Reconsider your opening poem. Ask yourself: which poem(s) in your manuscript best honors the identity of this marvelous, sui generis world you’ve created—its echoing music, its imagery, its voice, its story, its particular joys and sorrows? But also—which will encourage the reader to keep exploring, to turn the next page? The best first poem strikes this balance of introduction and intrigue.

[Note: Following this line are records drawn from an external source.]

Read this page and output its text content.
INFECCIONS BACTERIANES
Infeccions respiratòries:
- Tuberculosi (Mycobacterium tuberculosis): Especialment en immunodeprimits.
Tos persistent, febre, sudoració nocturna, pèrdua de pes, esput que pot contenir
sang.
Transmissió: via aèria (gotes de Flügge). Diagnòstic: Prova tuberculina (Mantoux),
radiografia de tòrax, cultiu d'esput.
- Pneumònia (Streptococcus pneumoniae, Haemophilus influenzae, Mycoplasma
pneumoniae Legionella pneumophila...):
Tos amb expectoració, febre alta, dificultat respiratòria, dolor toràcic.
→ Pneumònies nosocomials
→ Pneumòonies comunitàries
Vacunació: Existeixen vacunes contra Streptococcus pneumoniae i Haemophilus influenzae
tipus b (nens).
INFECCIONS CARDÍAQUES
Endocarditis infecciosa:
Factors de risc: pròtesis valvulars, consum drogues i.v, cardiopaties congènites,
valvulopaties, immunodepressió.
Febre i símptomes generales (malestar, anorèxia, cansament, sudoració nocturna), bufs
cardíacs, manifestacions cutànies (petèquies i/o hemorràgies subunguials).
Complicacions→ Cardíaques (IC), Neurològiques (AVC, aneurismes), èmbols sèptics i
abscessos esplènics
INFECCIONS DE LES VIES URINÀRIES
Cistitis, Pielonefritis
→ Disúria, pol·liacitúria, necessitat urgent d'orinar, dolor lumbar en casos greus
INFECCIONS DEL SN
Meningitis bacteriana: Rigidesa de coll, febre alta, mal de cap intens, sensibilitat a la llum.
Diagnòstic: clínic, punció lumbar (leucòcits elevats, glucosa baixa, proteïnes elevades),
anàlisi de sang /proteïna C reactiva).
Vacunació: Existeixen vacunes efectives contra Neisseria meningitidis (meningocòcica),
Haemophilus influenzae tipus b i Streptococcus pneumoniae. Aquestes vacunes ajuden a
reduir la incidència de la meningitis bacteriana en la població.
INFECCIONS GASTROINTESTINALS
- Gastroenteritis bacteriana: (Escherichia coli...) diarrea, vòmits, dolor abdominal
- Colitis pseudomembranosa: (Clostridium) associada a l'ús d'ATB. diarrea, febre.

Then, consider your collection’s final poem. Is this really the best poem to end with? Is there perhaps another that better creates an exit that makes the reader feel the travel was worthwhile, perhaps even transformative? Is there a poem that better resonates with your opening poem, perhaps serving as a kind of call and response, musically, imagistically? This you may be able to feel more than explain. Trust those feelings.
You’ve got a book manuscript now with poems you believe in as much as our human propensity for doubt will allow, with a doorway that readers can’t help but enter and an exit that leaves them at once wishing to linger and grateful for the journey. Now, let it go. Submit.
Wishing you all success—and keep writing!
Sandra Meek is the author of five books of poems, An Ecology of Elsewhere (Persea Books, 2016), Road Scatter (Persea Books, 2012) , Biogeography, winner of the Dorset Prize (Tupelo, 2008), Burn (2005), and Nomadic Foundations (2002), as well as a chapbook, The Circumference of Arrival (2001). Her sixth book of poems, Still, is forthcoming from Persea Books in 2020. She is also the editor of an anthology, Deep Travel: Contemporary American Poets Abroad (Ninebark, 2007), which was awarded a 2008 Independent Publisher Book Award Gold Medal. A recipient of a 2011 National Endowment for the Arts Fellowship in Poetry and the 2015 Lucille Medwick Memorial Award from the Poetry Society of America, she has three times been awarded Georgia Author of the Year in Poetry. She has also twice been awarded the Peace Corps Writers Award in Poetry. She is Co-founding Editor of Ninebark Press, Director of the Georgia Poetry Circuit, Poetry Editor of the Phi Kappa Phi Forum, and Dana Professor of English, Rhetoric, and Writing at Berry College.